The World Bank said last week it will lend $81.2 million to five African nations, including $30 million to Tunisia to support an agricultural credit project.
The bank said the money will pay for investments by Tunisian farmers, cooperatives and agricultural industries as well as modernization and strengthening of the National Bank of Tunisia, which makes farm loans.
The bank will lend $19.7 million to Guinea to help improve the government's ability to plan health programs, prevent disease and provide basic health care to rural residents.

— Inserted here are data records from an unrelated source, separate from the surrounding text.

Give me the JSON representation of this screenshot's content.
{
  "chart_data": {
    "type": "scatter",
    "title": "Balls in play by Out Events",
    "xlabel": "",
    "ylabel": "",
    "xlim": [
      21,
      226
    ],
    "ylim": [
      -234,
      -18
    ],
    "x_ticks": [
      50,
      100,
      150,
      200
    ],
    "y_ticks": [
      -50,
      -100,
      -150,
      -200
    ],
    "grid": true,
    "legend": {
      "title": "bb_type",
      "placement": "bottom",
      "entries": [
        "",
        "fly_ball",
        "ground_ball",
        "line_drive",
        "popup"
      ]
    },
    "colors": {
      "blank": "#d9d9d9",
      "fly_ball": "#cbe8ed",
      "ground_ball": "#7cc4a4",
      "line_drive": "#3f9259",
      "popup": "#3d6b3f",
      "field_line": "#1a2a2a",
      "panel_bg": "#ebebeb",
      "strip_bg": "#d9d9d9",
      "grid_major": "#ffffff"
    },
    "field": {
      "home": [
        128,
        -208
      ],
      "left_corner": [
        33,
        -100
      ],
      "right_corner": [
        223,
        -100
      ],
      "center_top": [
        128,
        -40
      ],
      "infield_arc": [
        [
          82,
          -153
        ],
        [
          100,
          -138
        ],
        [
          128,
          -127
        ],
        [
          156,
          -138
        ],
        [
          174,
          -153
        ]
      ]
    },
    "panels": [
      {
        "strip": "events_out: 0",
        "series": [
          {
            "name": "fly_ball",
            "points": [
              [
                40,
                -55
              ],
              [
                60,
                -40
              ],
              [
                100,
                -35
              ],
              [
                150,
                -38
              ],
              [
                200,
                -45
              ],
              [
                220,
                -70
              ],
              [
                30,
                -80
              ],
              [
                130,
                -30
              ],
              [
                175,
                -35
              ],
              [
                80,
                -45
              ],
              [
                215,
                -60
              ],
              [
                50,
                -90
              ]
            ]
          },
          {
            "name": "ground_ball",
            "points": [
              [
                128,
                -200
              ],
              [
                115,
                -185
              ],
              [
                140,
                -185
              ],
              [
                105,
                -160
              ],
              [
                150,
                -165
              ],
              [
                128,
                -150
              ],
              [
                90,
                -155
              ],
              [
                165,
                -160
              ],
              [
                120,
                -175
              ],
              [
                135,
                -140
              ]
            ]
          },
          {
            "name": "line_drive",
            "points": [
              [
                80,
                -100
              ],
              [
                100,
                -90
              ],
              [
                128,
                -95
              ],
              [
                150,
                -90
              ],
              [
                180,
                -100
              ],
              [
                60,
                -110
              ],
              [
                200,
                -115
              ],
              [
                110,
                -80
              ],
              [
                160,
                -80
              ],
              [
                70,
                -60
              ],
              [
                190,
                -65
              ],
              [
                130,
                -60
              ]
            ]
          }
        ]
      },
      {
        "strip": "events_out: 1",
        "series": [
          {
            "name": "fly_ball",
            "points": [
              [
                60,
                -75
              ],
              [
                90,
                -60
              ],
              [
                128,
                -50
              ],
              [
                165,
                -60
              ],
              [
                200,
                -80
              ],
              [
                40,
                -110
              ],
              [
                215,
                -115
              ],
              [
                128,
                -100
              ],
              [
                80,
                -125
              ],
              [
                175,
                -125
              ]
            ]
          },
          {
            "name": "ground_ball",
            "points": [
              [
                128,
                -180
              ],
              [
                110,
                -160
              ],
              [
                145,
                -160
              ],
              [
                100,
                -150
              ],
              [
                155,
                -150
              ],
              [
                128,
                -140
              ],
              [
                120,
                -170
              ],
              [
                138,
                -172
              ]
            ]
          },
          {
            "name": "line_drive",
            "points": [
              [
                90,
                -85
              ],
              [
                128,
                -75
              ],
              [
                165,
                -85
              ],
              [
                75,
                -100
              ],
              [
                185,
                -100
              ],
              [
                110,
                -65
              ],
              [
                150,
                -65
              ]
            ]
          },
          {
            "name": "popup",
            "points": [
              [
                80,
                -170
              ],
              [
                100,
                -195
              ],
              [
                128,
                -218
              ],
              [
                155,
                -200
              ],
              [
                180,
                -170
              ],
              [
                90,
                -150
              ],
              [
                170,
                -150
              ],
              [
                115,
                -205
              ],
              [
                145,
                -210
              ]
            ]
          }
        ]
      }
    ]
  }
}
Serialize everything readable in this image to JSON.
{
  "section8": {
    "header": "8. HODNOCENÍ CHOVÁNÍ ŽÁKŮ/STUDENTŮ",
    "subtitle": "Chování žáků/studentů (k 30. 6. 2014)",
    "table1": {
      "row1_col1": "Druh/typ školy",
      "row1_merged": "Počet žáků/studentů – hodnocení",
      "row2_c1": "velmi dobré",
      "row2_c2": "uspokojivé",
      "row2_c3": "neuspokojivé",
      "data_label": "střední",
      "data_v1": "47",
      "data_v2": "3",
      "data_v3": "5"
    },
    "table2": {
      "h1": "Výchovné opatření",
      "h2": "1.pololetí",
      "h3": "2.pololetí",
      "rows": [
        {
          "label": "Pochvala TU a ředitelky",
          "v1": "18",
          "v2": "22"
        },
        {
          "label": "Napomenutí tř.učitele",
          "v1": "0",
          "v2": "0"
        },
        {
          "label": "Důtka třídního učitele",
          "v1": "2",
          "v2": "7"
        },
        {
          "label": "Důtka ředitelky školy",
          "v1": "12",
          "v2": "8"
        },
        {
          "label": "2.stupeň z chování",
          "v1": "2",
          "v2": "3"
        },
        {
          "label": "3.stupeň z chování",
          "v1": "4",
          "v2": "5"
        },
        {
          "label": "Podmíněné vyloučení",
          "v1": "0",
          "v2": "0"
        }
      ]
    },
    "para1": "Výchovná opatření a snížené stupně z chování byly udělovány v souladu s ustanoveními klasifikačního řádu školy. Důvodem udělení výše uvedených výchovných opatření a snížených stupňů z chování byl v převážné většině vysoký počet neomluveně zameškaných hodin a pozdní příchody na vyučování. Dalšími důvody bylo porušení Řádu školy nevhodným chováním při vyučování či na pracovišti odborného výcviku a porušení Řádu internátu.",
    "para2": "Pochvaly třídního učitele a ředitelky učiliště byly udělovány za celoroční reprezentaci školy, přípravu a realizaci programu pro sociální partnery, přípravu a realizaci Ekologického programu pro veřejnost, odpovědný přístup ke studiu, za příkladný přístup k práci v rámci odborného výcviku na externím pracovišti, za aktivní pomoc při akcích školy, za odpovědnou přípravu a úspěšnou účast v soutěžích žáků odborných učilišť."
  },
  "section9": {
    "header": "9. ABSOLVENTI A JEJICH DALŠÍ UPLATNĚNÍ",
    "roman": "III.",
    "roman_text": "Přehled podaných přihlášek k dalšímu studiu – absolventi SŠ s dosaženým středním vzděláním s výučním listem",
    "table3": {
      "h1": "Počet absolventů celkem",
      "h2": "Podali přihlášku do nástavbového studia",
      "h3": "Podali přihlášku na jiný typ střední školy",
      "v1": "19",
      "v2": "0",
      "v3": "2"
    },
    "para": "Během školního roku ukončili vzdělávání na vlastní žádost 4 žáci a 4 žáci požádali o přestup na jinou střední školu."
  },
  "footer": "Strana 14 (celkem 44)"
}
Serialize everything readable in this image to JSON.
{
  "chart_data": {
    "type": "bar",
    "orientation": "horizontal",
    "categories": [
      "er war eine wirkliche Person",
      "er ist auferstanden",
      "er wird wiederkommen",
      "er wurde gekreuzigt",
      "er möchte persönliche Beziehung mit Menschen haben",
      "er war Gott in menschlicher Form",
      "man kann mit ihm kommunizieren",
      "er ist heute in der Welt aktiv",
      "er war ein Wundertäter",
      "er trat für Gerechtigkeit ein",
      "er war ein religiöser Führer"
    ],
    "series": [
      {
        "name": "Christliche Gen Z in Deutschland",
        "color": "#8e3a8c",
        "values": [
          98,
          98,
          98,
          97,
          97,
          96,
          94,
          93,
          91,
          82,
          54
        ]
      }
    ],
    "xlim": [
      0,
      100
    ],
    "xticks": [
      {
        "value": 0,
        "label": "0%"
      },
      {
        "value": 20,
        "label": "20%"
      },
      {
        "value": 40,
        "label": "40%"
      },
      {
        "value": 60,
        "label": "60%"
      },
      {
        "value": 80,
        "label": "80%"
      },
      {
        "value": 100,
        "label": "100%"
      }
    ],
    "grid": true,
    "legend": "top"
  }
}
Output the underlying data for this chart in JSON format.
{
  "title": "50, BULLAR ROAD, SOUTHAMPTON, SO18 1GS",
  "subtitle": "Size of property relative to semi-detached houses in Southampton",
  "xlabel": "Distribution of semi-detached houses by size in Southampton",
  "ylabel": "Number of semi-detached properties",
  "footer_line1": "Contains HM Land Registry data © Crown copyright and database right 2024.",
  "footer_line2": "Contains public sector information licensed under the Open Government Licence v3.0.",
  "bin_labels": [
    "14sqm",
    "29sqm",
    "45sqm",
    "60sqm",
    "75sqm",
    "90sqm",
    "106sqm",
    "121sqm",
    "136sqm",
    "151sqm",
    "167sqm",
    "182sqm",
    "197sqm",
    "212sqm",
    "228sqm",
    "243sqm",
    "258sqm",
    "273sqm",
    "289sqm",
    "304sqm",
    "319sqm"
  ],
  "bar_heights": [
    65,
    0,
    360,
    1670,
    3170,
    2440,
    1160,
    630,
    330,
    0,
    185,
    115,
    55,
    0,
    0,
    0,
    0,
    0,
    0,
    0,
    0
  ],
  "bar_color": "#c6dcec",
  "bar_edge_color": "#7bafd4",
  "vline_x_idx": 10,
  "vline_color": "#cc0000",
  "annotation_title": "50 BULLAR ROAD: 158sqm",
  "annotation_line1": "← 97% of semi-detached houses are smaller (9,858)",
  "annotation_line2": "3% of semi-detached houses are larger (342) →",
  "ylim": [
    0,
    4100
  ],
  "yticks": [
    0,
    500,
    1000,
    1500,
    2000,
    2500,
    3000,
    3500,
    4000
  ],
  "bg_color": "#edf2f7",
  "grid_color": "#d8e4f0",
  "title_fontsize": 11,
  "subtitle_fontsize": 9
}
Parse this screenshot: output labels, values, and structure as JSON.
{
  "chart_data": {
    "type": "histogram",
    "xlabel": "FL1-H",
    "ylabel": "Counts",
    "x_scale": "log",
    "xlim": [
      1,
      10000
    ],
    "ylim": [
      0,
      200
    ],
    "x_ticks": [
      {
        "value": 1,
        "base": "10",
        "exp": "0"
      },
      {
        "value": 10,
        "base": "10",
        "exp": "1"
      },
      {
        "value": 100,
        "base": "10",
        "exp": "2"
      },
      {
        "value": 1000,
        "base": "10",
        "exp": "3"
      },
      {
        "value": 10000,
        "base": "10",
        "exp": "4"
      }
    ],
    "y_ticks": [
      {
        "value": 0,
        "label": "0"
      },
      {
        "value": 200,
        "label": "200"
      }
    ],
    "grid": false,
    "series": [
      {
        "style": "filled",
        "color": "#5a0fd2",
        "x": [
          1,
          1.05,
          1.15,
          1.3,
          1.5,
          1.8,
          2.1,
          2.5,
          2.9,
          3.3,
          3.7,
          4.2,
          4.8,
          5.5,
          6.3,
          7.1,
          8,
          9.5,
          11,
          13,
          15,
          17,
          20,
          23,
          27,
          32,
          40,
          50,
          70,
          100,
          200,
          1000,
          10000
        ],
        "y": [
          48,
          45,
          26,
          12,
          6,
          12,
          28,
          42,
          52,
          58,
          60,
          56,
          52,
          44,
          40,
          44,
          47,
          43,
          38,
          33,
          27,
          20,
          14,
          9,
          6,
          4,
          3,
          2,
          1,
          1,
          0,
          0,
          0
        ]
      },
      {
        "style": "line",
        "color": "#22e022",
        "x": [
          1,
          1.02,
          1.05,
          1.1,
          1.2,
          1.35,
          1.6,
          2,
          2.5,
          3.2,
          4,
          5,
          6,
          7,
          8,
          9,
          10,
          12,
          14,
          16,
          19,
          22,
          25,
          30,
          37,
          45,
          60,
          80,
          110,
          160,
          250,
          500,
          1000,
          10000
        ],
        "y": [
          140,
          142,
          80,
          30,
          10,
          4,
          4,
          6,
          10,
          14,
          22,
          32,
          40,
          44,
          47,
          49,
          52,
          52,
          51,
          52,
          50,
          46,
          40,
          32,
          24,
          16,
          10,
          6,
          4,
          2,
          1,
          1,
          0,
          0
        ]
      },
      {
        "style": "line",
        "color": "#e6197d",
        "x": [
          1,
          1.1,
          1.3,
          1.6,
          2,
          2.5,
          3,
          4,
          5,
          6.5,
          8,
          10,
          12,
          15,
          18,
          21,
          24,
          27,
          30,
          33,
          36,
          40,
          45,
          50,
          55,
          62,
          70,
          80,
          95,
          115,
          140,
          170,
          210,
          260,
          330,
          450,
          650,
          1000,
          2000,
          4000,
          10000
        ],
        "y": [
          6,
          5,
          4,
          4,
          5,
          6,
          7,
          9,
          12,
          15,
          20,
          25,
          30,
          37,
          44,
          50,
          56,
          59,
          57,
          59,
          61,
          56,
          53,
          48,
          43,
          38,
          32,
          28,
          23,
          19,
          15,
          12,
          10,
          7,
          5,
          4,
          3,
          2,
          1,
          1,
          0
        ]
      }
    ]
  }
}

Niger will get $5.5 million worth of no-interest loans to back the development and administration of a government agency that promotes public enterprises.
Zaire will get a similar type of aid, totaling $11 million, to help the government develop long-term strategies for higher education. Some money will pay for studies to improve educational administration, while other cash will be used to buy university library books, textbooks and teaching equipment.
The Central African Republic's cotton industry will undergo significant changes with the help of a $15 million loan from the World Bank. The cotton market collapsed in 1985, and the loan money will be used to make the industry competitive again by helping reduce inefficiency and making the pricing system more flexible.
The bank also reported that it approved $17.6 billion worth of loans in the 12-month period ended June 30, including $292 million for rural development in Brazil.
The bank said the amount of loans rose to $14.2 billion in 1986-87, compared with $13.2 billion in fiscal 1986.
The amount of credits -- no-interest loans with generous repayment terms -- made to the world's poorest countries rose to $3.4 billion in the last fiscal year, compared with $3.1 billion in 1985-86.
The loans include five grants worth $292 million for projects designed to assist rural development projects in northeast Brazil as well as control livestock diseases in 15 states.